All four tended to spend more time in the chamber where a male octopus was caged than the other two chambers.
This is markedly unusual behaviour for the creatures, who normally stick to themselves. Social behaviour that is normally suppressed was being expressed.
Prof Dolen said: “It’s not just quantitatively more time, but qualitative. They tended to hug the cage and put their mouth parts on the cage.
“This is very similar to how humans react to MDMA; they touch each other frequently.”
Under normal conditions, without MDMA, five male and female octopuses avoided only male, caged octopuses.
Prof Dolen said the experiments suggest the brain circuits guiding social behaviour in octopi are present in normal conditions, but may be suppressed by natural or other circumstances.
He explained: “Octopuses will suspend their antisocial behaviour for mating, for example. Then, when they are done mating, they go into aggressive, anti social mode.”
Prof Dolen added the results are preliminary but if replicated in further studies octopuses may be used as models for brain research.
When people take ecstasy, a rush of serotonin and other chemicals linked to mood including dopamine and oxytocin produce feelings of emotional closeness and euphoria.
This makes them more interested than they would normally be in connecting and sharing with others.

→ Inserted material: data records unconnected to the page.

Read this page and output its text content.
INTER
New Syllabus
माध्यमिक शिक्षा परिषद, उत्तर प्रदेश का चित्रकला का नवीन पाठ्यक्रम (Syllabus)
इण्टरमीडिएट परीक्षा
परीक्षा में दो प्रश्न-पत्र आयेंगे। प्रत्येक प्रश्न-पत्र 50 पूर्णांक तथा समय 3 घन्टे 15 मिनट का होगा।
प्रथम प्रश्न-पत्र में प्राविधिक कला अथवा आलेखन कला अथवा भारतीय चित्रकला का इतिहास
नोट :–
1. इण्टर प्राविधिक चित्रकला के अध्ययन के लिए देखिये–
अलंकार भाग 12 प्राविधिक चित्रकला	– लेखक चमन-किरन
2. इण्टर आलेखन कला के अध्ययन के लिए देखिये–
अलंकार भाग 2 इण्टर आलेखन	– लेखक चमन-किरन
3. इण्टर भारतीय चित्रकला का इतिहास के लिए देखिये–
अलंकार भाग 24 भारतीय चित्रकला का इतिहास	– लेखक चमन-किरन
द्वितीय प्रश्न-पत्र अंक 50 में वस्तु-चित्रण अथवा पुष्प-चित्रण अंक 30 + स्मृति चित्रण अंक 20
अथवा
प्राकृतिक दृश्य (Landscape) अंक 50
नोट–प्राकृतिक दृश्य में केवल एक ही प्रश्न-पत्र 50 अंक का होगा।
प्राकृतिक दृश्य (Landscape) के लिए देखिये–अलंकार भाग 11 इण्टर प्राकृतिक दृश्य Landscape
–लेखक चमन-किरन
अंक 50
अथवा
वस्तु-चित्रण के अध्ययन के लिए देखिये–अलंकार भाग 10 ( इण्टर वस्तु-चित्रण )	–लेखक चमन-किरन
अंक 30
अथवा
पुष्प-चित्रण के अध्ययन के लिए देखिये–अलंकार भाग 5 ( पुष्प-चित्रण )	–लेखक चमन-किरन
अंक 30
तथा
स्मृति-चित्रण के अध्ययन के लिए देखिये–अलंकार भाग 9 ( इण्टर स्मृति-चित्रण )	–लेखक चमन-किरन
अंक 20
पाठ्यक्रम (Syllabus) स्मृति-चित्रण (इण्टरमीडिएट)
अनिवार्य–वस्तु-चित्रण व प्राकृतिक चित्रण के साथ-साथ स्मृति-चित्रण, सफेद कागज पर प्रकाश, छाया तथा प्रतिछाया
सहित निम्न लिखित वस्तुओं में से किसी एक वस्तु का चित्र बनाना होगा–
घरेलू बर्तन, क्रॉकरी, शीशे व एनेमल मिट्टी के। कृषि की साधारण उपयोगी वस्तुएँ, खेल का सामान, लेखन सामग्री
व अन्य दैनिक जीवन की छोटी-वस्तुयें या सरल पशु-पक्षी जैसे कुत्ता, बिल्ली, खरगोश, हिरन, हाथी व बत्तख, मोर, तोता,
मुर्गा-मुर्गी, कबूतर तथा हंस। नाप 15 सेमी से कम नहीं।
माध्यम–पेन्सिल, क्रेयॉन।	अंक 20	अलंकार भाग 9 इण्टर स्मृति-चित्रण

Prof Dolen said: “Despite anatomical differences between octopus and human brain, we’ve shown that there are molecular similarities in the serotonin transporter gene,”
“These molecular similarities are sufficient to enable MDMA to induce prosocial behaviours in octopuses.”
The researchers are now in the process of sequencing the genomes of two other species of octopus, which are closely related but differ in their behaviours.
By comparing them, they hope to gain more insight into the evolution of social behaviour.
In humans, Ecstasy leads to a brutal comedown the next day where people will feel depressed and low.
Despite being a class A drug in the UK, it has become alarmingly popular, and not just at raves.
There were 98 ecstasy-related deaths in the UK in 2016, up from 12 in 2010.